Hickory Foods fraud convict sentenced to 33 months in prison

Published On: Aug 06 2014 09:06:33 AM EDT
Updated On: Jun 24 2014 07:15:26 PM EDT

A Jacksonville man who pleaded guilty to defrauding a local business out of nearly $1 million will spend less than three years behind bars. The judge sentenced 37-year-old David Dinsbeer today, after taking the night to think about his decision.

JACKSONVILLE, Fla. -

A Jacksonville man who pleaded guilty to defrauding Hickory Foods of more than $900,000 was sentenced Tuesday to two years and nine months in prison.

David Dinsbeer, 37, pleaded guilty to 16 counts of conspiracy to commit wire fraud and wire fraud. He was facing up to 20 years per count.

At the sentencing, the judge spoke about what went into his decision. He talked about Dinsbeer's positive attributes, saying he could see how much he loves his children. But the judge said in the letter Dinsbeer wrote to him, Dinsbeer never explained why he committed the crime.

The judge said, "His upbringing was described as ideal. He has parents and grandparents of character. I just don't have an explanation. Sometimes there's an underlying problem, but I don't see that in the background."

He said in the letter Dinsbeer expressed remorse for what he did, and the judge says he's cautiously optimistic about whether Dinsbeer would do it again.

Once the judge read the sentence, he told Dinsbeer, "I barely know what to say to you. You've created a huge challenge for yourself and family. It can be overcome. You know what the right thing is, you've just got to do it."

In federal court, the judge is allowed to tailor a sentence based on several different things.

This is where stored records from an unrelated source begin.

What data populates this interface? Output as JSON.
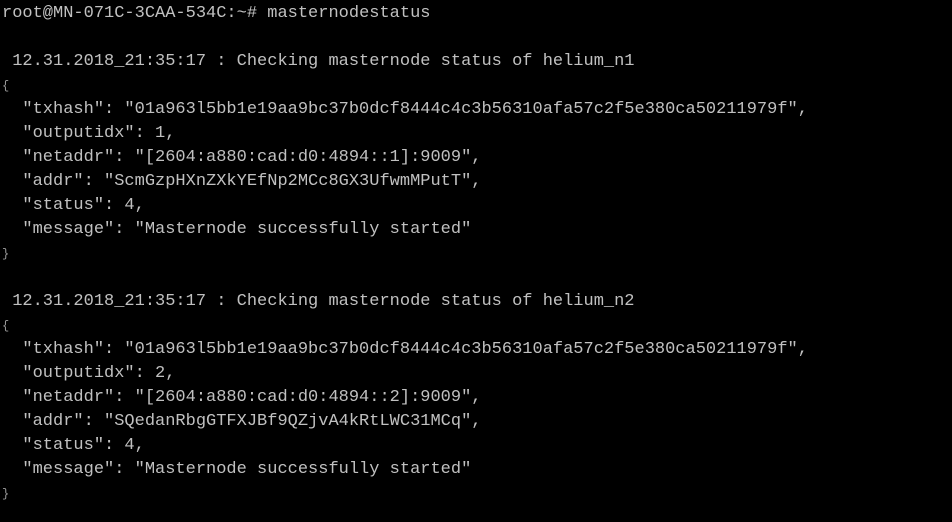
{
  "terminal": {
    "prompt": "root@MN-071C-3CAA-534C:~#",
    "command": "masternodestatus",
    "text_color": "#c0c0c0",
    "background_color": "#000000"
  },
  "blocks": [
    {
      "header": " 12.31.2018_21:35:17 : Checking masternode status of helium_n1",
      "open": "{",
      "fields": [
        "  \"txhash\": \"01a963l5bb1e19aa9bc37b0dcf8444c4c3b56310afa57c2f5e380ca50211979f\",",
        "  \"outputidx\": 1,",
        "  \"netaddr\": \"[2604:a880:cad:d0:4894::1]:9009\",",
        "  \"addr\": \"ScmGzpHXnZXkYEfNp2MCc8GX3UfwmMPutT\",",
        "  \"status\": 4,",
        "  \"message\": \"Masternode successfully started\""
      ],
      "close": "}"
    },
    {
      "header": " 12.31.2018_21:35:17 : Checking masternode status of helium_n2",
      "open": "{",
      "fields": [
        "  \"txhash\": \"01a963l5bb1e19aa9bc37b0dcf8444c4c3b56310afa57c2f5e380ca50211979f\",",
        "  \"outputidx\": 2,",
        "  \"netaddr\": \"[2604:a880:cad:d0:4894::2]:9009\",",
        "  \"addr\": \"SQedanRbgGTFXJBf9QZjvA4kRtLWC31MCq\",",
        "  \"status\": 4,",
        "  \"message\": \"Masternode successfully started\""
      ],
      "close": "}"
    }
  ]
}
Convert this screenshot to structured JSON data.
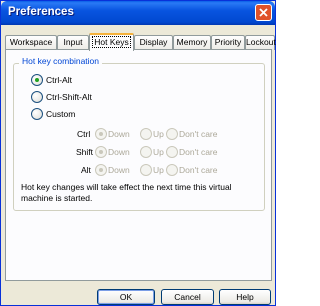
{
  "window": {
    "title": "Preferences"
  },
  "tabs": [
    "Workspace",
    "Input",
    "Hot Keys",
    "Display",
    "Memory",
    "Priority",
    "Lockout"
  ],
  "active_tab": "Hot Keys",
  "hotkeys": {
    "group_title": "Hot key combination",
    "options": [
      "Ctrl-Alt",
      "Ctrl-Shift-Alt",
      "Custom"
    ],
    "selected": "Ctrl-Alt",
    "modifiers": [
      {
        "label": "Ctrl",
        "choice": "Down"
      },
      {
        "label": "Shift",
        "choice": "Down"
      },
      {
        "label": "Alt",
        "choice": "Down"
      }
    ],
    "choices": [
      "Down",
      "Up",
      "Don't care"
    ],
    "note": "Hot key changes will take effect the next time this virtual machine is started."
  },
  "buttons": {
    "ok": "OK",
    "cancel": "Cancel",
    "help": "Help"
  },
  "colors": {
    "title_bar": "#0148d0",
    "group_title": "#0046d5",
    "selected_radio": "#21a121",
    "active_tab_accent": "#f5b23c"
  }
}
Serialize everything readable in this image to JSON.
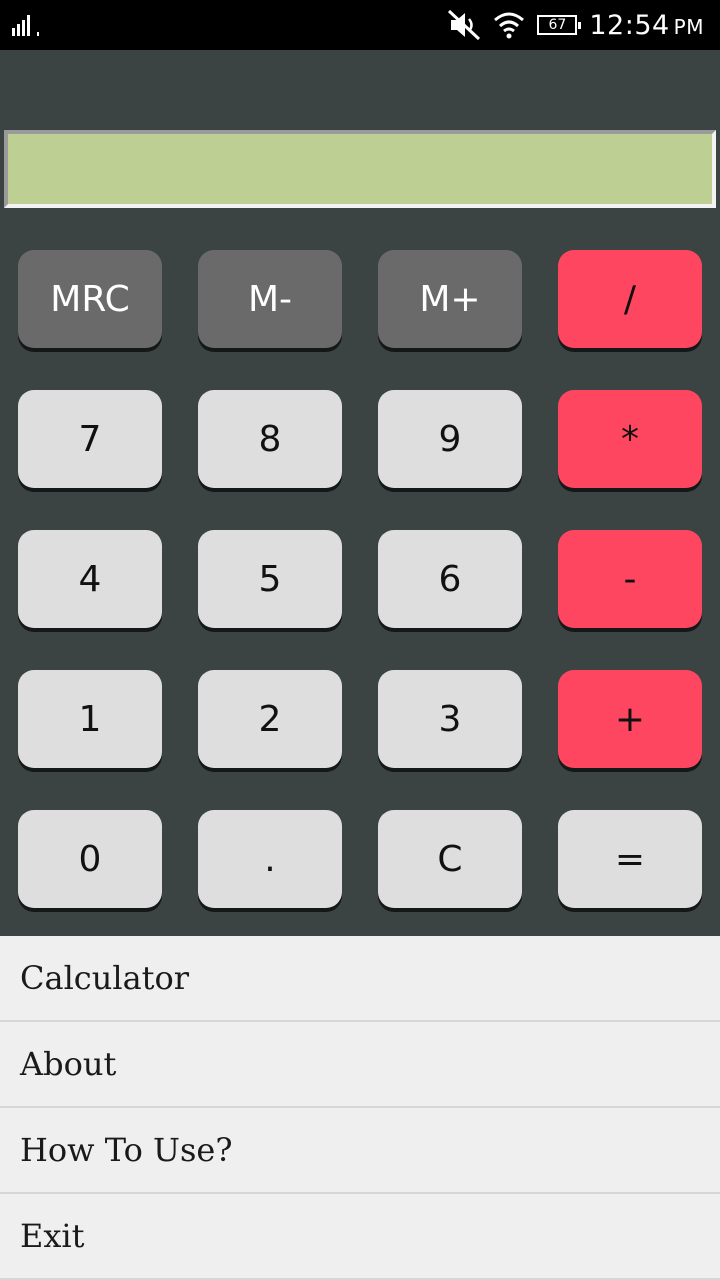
{
  "status_bar": {
    "battery": "67",
    "time": "12:54",
    "ampm": "PM",
    "icons": [
      "signal-icon",
      "mute-icon",
      "wifi-icon",
      "battery-icon"
    ]
  },
  "display": {
    "value": ""
  },
  "keypad": {
    "rows": [
      [
        "MRC",
        "M-",
        "M+",
        "/"
      ],
      [
        "7",
        "8",
        "9",
        "*"
      ],
      [
        "4",
        "5",
        "6",
        "-"
      ],
      [
        "1",
        "2",
        "3",
        "+"
      ],
      [
        "0",
        ".",
        "C",
        "="
      ]
    ]
  },
  "menu": {
    "items": [
      "Calculator",
      "About",
      "How To Use?",
      "Exit"
    ]
  },
  "colors": {
    "background": "#3c4343",
    "display": "#bdcf93",
    "number_key": "#dedede",
    "memory_key": "#6a6a6a",
    "operator_key": "#ff4660",
    "menu_background": "#efefef"
  }
}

Criminal history is one, and the seriousness of the crime is another. The judge compares that to a guideline sentence based on a chart. Jacksonville attorney A. Russell Smith, who was not affiliated with the case, said the judge's findings matched the sentence.

The guidelines showed a sentence between 33 and 41 months, and the judge decided on 33 months, with two years of probation afterward. Dinsbeer was also ordered to pay $904,373 in restitution to Hickory Foods and $100,000 to Travelers Insurance Co.

"I would say most of the time the system works when everyone does their job," Smith said. "In this case, you had an experienced prosecutor, a very talented defense lawyer, a very experienced and intelligent judge, and it appears the system worked just the way it was supposed to work."

Dinsbeer was able to leave court Tuesday to get his affairs in order. He has the right to appeal the decision but must do that within 14 days.

According to the indictment issued in March, Dinsbeer teamed up with a Hickory Foods employee, setting up fake supplying companies in order to receive payment for items never delivered.

That Hickory Foods employee was later found shot and killed.

According to the indictment, Dinsbeer conspired with a Hickory Foods executive, RH, to pull the whole thing off. Sources say RH is Richard Hollis (pictured).

The indictment says Dinsbeer used phony supplier companies, which he controlled, to bill Hickory Foods for items and supplies never delivered. It says Dinsbeer would deposit those checks and use the money to pay off Hollis and personal expenses.

In September 2012, Hollis was found dead, shot and killed while changing a tire alongside Interstate 95 in Glynn County. His killing still remains unsolved.

In court Monday, the judge only asked about Hollis' death once, and the prosecutor acknowledged RH was indeed killed in Glynn County in September 2012.